IBM’s stock traded at $129.11 a share after hours Wednesday, up 2 percent. 

IBM’s Guidance 

For the full year of 2023, IBM expects revenue growth between 3 percent and 5 percent, ignoring foreign exchange. 

The vendor expects free cash flow of about $10.5 billion, up $1 billion year to year. 

IBM expects Red Hat to grow 11 to 13 percent for the year, with OpenShift and Ansible helping the growth. 

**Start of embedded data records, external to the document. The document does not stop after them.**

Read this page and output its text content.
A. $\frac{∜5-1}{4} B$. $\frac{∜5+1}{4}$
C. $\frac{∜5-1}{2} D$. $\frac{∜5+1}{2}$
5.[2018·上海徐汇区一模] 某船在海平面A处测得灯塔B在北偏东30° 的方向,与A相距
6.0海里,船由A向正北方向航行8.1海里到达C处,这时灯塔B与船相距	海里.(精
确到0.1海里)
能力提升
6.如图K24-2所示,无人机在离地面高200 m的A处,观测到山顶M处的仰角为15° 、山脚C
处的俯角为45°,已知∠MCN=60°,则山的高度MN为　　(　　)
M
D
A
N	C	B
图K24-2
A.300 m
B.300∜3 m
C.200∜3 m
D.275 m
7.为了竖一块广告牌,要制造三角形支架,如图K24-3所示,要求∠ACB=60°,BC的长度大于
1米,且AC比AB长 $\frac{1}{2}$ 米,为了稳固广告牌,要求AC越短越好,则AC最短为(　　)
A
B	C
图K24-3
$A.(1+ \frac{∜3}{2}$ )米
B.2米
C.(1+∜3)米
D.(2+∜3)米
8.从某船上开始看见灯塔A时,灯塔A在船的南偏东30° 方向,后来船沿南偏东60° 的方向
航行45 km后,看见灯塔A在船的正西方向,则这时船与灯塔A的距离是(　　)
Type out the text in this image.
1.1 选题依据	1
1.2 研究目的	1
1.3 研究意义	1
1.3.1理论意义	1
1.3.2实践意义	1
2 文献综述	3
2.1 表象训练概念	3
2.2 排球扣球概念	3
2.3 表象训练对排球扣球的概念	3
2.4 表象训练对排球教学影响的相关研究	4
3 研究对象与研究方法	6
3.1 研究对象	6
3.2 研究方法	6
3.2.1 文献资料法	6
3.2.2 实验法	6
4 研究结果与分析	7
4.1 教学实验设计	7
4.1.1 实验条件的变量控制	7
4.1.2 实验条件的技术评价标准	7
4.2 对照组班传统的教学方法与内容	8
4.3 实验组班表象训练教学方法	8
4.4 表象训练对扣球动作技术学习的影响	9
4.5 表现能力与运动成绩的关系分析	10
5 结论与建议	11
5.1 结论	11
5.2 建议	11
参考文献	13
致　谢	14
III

“We are seeing more demand coming up as we go through the year,” Krishna said. “We know our cycles of renewals and Red Hat – if you start to think that much like other software businesses, it’s about a three year cycle – if you go all the way back to 2020, which is a boom year, those are coming up in 2023.”

Kavanaugh said that OpenShift grew north of 40 percent during the quarter. “We’re seeing very good momentum in OpenShift as the leading hybrid cloud platform overall,” he said. 

Almost four years since buying Red Hat, IBM has “quadrupled the Red Hat revenue from pre-acquisition … and around the multiplier effect, we’ve accelerated our software portfolio and we’ve accelerated our consulting portfolio to a high-mid to high single digit growth business overall,” he said. 

“We’re very pleased overall,” Kavanaugh said.

IBM is wrapping on the introduction of z16, meaning 2023 infrastructure revenue should decline with a pre-tax margin in the low teens, Kavanaugh said.